In 2008, de Havilland received a National Medal of Arts and was awarded France’s Legion of Honour two years later.

She was also famous as the sister of Fontaine, with whom she had a troubled relationship.

In a 2016 interview, de Havilland referred to her late sister as a “dragon lady” and said her memories of Fontaine, who died in 2013, were “multi-faceted, varying from endearing to alienating”.

“On my part, it was always loving, but sometimes estranged and, in the later years, severed,” she said.

“Dragon Lady, as I eventually decided to call her, was a brilliant, multi-talented person, but with an astigmatism in her perception of people and events, which often caused her to react in an unfair and even injurious way.”

George W Bush, then US president, congratulates actress Olivia de Havilland after presenting her with the 2008 National Medals of Arts award during an event in the East Room at the White House in November 2008.
Former US president George Bush congratulates De Havilland after giving her the 2008 National Medals of Arts award during an event at the White House.
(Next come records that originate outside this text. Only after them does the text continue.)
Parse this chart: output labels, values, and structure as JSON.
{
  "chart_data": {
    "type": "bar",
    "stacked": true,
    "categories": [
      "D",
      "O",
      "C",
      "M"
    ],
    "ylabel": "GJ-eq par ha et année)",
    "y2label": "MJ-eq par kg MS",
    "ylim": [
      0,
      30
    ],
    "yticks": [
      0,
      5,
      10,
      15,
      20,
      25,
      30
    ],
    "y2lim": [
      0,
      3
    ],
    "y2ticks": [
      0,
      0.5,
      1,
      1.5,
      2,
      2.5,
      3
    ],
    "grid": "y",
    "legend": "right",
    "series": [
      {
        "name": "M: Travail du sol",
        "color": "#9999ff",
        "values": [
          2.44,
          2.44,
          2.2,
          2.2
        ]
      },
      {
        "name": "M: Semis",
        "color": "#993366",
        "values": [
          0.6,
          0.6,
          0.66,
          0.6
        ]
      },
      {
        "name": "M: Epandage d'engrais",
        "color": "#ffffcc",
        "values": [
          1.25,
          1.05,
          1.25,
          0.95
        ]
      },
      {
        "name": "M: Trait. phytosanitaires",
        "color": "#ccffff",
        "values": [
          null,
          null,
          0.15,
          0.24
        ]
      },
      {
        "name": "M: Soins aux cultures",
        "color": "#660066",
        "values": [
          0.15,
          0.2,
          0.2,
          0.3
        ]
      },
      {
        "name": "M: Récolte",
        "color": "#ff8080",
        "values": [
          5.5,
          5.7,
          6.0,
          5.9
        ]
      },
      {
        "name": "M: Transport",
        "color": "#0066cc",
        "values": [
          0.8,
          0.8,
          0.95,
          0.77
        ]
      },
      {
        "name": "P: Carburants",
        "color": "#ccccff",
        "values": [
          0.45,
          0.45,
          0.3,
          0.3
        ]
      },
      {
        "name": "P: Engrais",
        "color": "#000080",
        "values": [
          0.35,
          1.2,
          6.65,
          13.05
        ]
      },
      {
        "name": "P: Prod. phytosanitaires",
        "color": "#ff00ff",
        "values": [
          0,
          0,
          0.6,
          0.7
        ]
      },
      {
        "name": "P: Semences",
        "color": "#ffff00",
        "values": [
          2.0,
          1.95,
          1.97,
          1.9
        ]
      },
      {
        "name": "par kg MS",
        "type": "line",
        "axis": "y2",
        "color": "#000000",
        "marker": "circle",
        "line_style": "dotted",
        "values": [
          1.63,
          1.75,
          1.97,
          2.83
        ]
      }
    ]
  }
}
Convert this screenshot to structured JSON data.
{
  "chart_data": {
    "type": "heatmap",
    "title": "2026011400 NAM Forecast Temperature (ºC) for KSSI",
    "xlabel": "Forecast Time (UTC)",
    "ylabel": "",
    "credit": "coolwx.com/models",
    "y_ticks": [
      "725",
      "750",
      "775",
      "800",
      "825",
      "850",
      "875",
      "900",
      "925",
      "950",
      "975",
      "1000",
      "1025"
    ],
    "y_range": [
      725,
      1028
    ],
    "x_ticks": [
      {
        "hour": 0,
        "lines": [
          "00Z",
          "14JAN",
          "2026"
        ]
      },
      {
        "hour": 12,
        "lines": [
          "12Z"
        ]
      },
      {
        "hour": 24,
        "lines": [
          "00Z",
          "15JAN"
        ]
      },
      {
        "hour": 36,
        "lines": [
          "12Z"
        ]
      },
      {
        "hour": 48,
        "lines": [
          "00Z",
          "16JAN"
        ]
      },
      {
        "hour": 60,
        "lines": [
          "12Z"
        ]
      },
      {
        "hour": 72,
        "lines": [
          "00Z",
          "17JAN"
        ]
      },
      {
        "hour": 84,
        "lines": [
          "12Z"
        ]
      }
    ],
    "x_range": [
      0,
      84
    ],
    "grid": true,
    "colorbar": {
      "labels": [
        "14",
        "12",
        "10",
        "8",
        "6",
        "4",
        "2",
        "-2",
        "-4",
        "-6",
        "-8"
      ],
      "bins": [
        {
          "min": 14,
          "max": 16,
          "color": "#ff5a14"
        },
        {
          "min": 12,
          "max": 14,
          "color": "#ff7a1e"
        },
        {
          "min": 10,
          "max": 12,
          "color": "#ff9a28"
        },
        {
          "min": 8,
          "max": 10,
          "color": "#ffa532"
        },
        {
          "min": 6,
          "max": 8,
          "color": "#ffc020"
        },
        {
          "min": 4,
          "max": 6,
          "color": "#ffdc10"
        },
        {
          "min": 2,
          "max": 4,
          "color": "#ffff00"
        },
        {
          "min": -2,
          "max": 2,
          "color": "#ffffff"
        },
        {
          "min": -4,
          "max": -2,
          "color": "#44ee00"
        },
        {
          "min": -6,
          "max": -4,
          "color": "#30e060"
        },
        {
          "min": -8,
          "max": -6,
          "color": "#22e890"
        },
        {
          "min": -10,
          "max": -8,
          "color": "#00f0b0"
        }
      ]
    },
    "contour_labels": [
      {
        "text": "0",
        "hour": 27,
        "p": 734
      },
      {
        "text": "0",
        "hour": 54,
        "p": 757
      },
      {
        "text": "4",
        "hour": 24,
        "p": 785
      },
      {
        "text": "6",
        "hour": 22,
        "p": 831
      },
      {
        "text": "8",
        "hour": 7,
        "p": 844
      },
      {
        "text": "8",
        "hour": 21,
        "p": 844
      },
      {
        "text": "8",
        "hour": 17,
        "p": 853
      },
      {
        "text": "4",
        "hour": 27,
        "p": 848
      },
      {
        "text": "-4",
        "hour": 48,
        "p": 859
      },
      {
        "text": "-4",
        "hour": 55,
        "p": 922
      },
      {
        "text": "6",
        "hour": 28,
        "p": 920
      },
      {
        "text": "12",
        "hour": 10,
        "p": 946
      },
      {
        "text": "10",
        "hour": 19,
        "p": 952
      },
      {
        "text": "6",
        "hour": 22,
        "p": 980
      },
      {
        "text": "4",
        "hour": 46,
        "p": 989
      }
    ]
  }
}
Source: AAP

De Havilland was born in Tokyo on July 1, 1916, the daughter of a British patent attorney.

Her parents separated when she was 3, and her mother brought her and her younger sister Joan to Saratoga, California.

De Havilland’s own two marriages, to Marcus Goodrich and Pierre Galante, ended in divorce.

She had lived in Paris since 1953. In a rare interview with The Associated Press in her luxurious Paris residence in 2016, as she celebrated her 100th birthday, she said she moved to the City of Light “at the insistence” of Mr Galante, her late French former husband, and found no reason to return to the US.

She is survived by her daughter, Gisele Galante Chulack, son-in-law Andrew Chulack and her niece, Deborah Dozier Potter.

Ms Goldberg, the publicist, said funeral arrangements were private and memorial contributions should go to Paris’ American Cathedral.